Page:Montaigne - Essais, Didot, 1907, tome 2.djvu/89

Le texte de cette page a été corrigé et est conforme au fac-similé.

Comines et les sieurs de Bellay. — Pour remédier un peu aux trahisons de ma mémoire qui me fait défaut à un degré tel qu’il m’est arrivé plus d’une fois de reprendre, comme récents et m’étant inconnus, des livres que quelques années auparavant j’avais lus avec attention et couverts de notes, j’ai pris, depuis quelque temps, l’habitude d’inscrire à la fin de chacun de ceux dont je ne compte pas user à nouveau, l’époque à laquelle j’en ai terminé la lecture et, en gros, l’impression que j’en ai éprouvée, de manière à me représenter au moins la physionomie et l’idée générale qu’en lisant, je me suis faites de l’auteur. Voici quelques-unes de ces annotations :

Il y a environ dix ans, sur mon Guichardin (en quelque langue que mes livres soient écrits, c’est dans la mienne que je les annote), j’inscrivais : « Historiographe soigneux, duquel on peut, je crois, aussi exactement que de n’importe quel autre, apprendre la vérité sur les affaires de son temps, dans la plupart desquelles, du reste, il a joué un rôle dans un rang honorable. Il ne semble pas que par haine, condescendance ou vanité, il ait rien déguisé ; on peut s’en rendre compte par l’impartialité des jugements qu’il porte sur les grands, particulièrement sur ceux qui, comme le pape Clément VII, l’ont employé et lui ont donné de l’avancement dans les charges qu’il occupait. Il paraît se prévaloir surtout des digressions qu’il fait et des appréciations qu’il porte ; il y en a de bonnes et il relate de beaux traits, mais il s’y complaît trop ; et pour ne rien laisser de côté, bien que déjà le sujet par lui-même soit très plein et très ample, pour ainsi dire infini, il le délaie encore et son style dégénère en caquet scolastique. J’ai aussi remarqué chez lui que, bien qu’il apprécie nombre d’hommes et de choses, nombre d’événements et de résolutions, il n’en rapporte jamais aucun à la vertu, à la religion, à la conscience, dont il ne tient pas plus compte que si elles n’existaient plus en ce monde ; toutes les actions, si belles en apparence qu’elles puissent être, il les attribue toujours à quelque cause vicieuse ou au profit que l’auteur doit en retirer. Il est cependant impossible d’admettre que dans cette infinité de faits qu’il relate, il n’en soit pas un qui ait une cause raisonnable ; la corruption n’a pas pu être si générale que tout le monde en ait été atteint et que nul n’y ait échappé. Cela me porte à croire que le sens critique a pu lui faire un peu défaut et que peut-être il a jugé les autres d’après ce qu’il était lui-même. »
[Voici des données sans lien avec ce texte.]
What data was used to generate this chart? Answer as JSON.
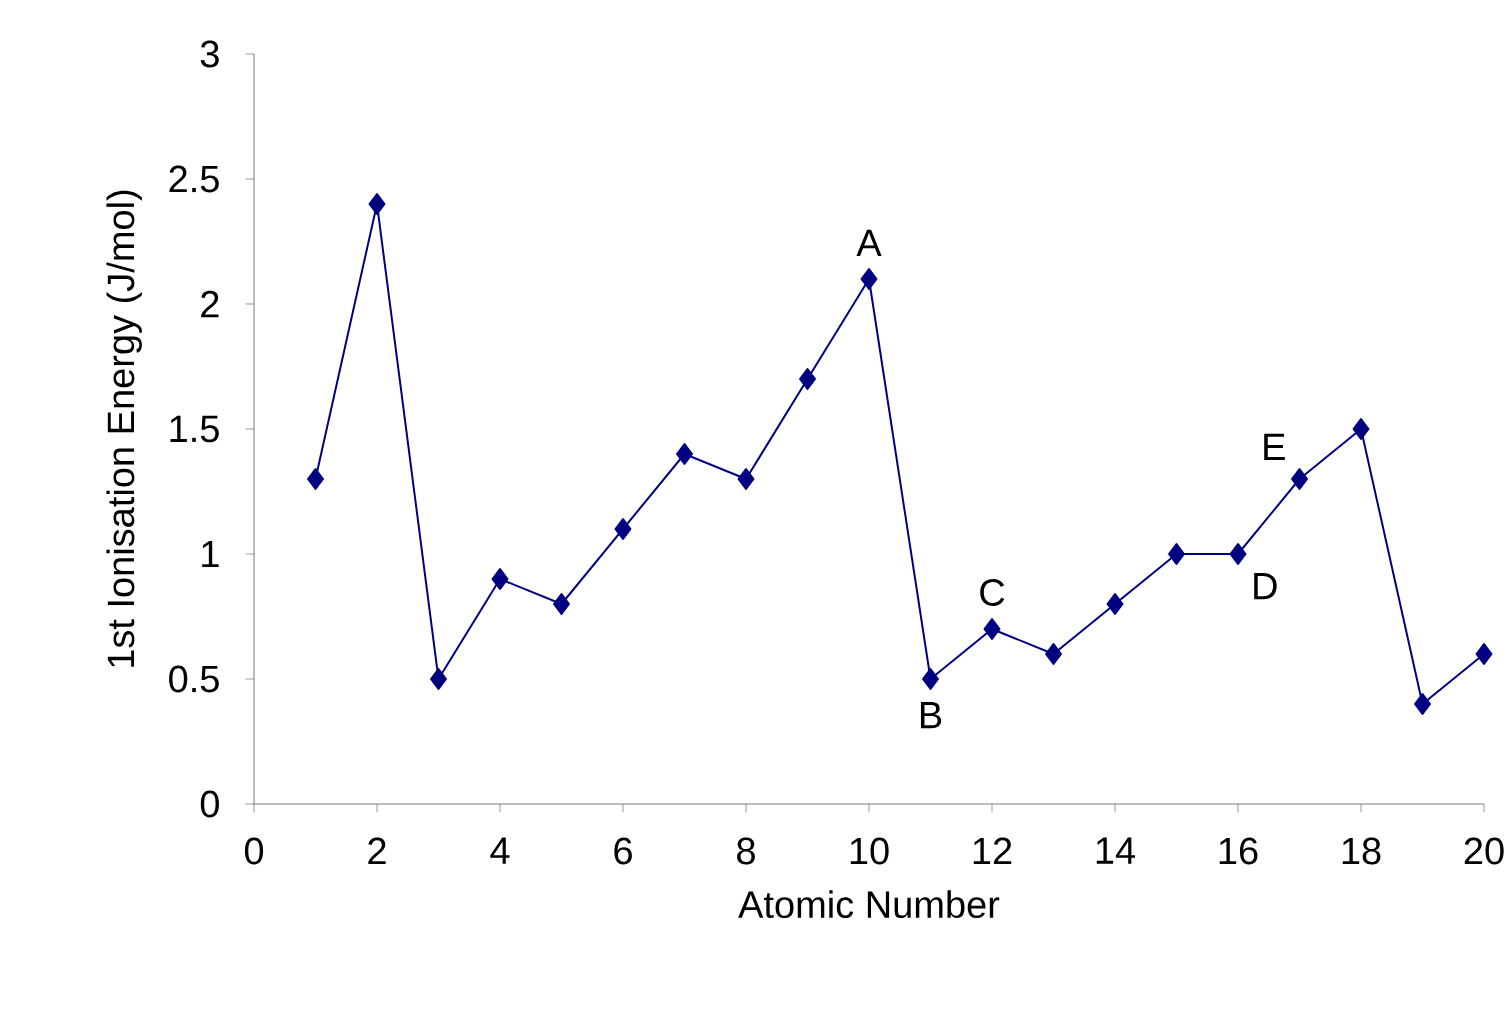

Sur mon Philippe de Comines, j’ai écrit : « C’est là un langage doux et agréable, d’une entière simplicité ; la narration y est exempte de circonlocutions, la bonne foi de l’auteur y est manifeste ; il parle de lui-même sans vanité, des autres sans partialité ni envie ; ses récits et ses commentaires marquent plus de zèle empressé et d’amour de la vérité que de réelle supériorité ; en tout et partout, se révèlent une autorité et un sérieux qui témoignent un homme de bonne famille, familiarisé avec les affaires d’importance. »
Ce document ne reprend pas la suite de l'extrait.